Village in Norfolk, England

Saxlingham is a village and former civil parish, now in the parish of Field Dalling, in the North Norfolk district, in the county of Norfolk, England. It lies 13 miles (21 km) west of Cromer, 26 miles (42 km) north-west of Norwich, 3.6 miles (5.8 km) west of the town of Holt and 126 miles (203 km) north-east of London. In 1931 the parish had a population of 122.

==Transport and governance==
The nearest railway station is at Sheringham on the Bittern Line, which provides hourly trains between Sheringham, Cromer and Norwich. The nearest flights are at Norwich International Airport.

The village lies in North Norfolk district. For Westminster elections, it is in the constituency of North Norfolk.

==History==
The village name means "homestead or village of Seaxel's or Seaxhelm's people".
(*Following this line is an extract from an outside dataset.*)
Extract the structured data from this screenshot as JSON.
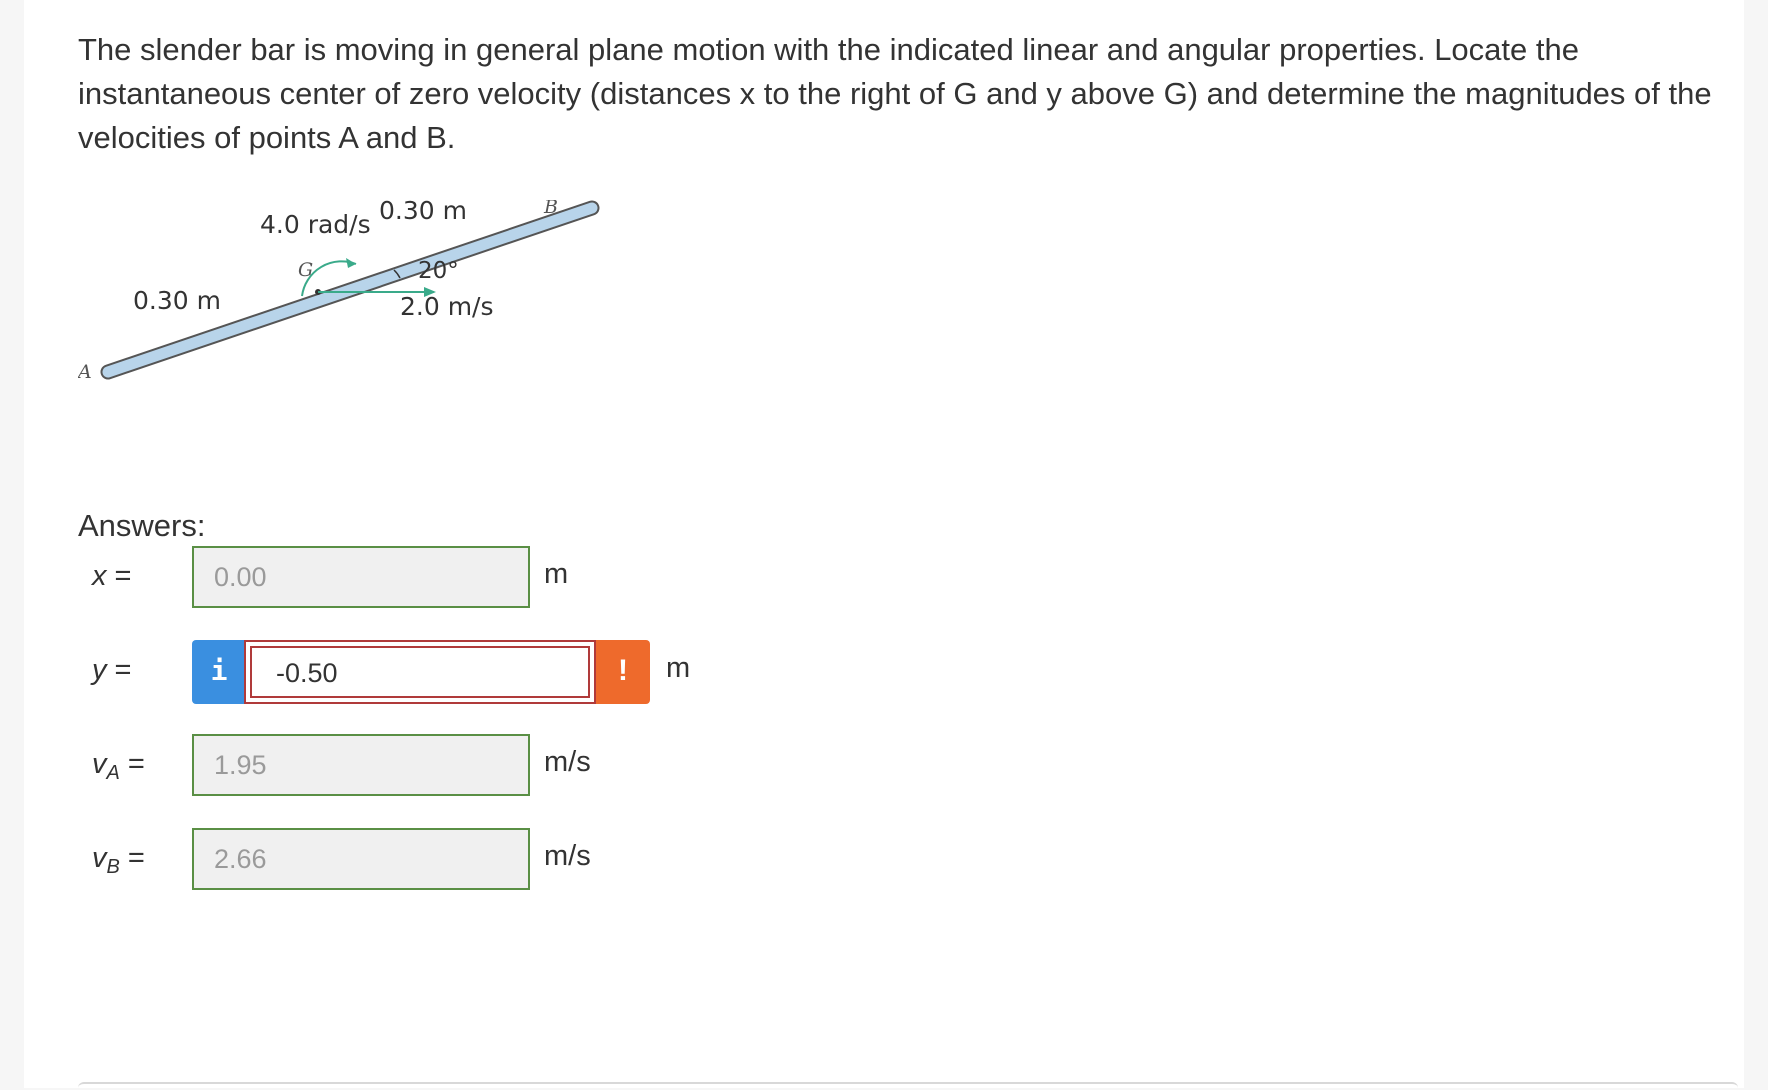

Saxlingham appears in the 1086 Domesday Book, under the names Saxelinghham and Saxelingaham. The main tenant of the manor at the time was Bishop William Peter de Valognes.

On 1 April 1935 the parish was abolished and merged with Field Dalling.

==Historic buildings==
The Parish Church of Saint Margaret was built mainly in the 15th century. It was extensively restored by a benefactor, Sir Alfred Jodrell, in 1896, giving it an appearance of more recent construction. Inside is a font from the 15th century and an ironbound chest of the same period. In a niche is an alabaster figure of an Elizabethan lady kneeling on a tasselled cushion, commemorating the daughter of Sir Christopher Heydon.

To the east of the church stands the once ruined Heydon Hall, built in 1581–1584 as home to Sir John Heydon II before he moved to Baconsthorpe Castle. It is Grade II listed on the National Heritage List for England and is a scheduled monument. The house was recently restored and renamed and is now a private residence.

Saxlingham Rectory (early 19th century) is Grade II listed.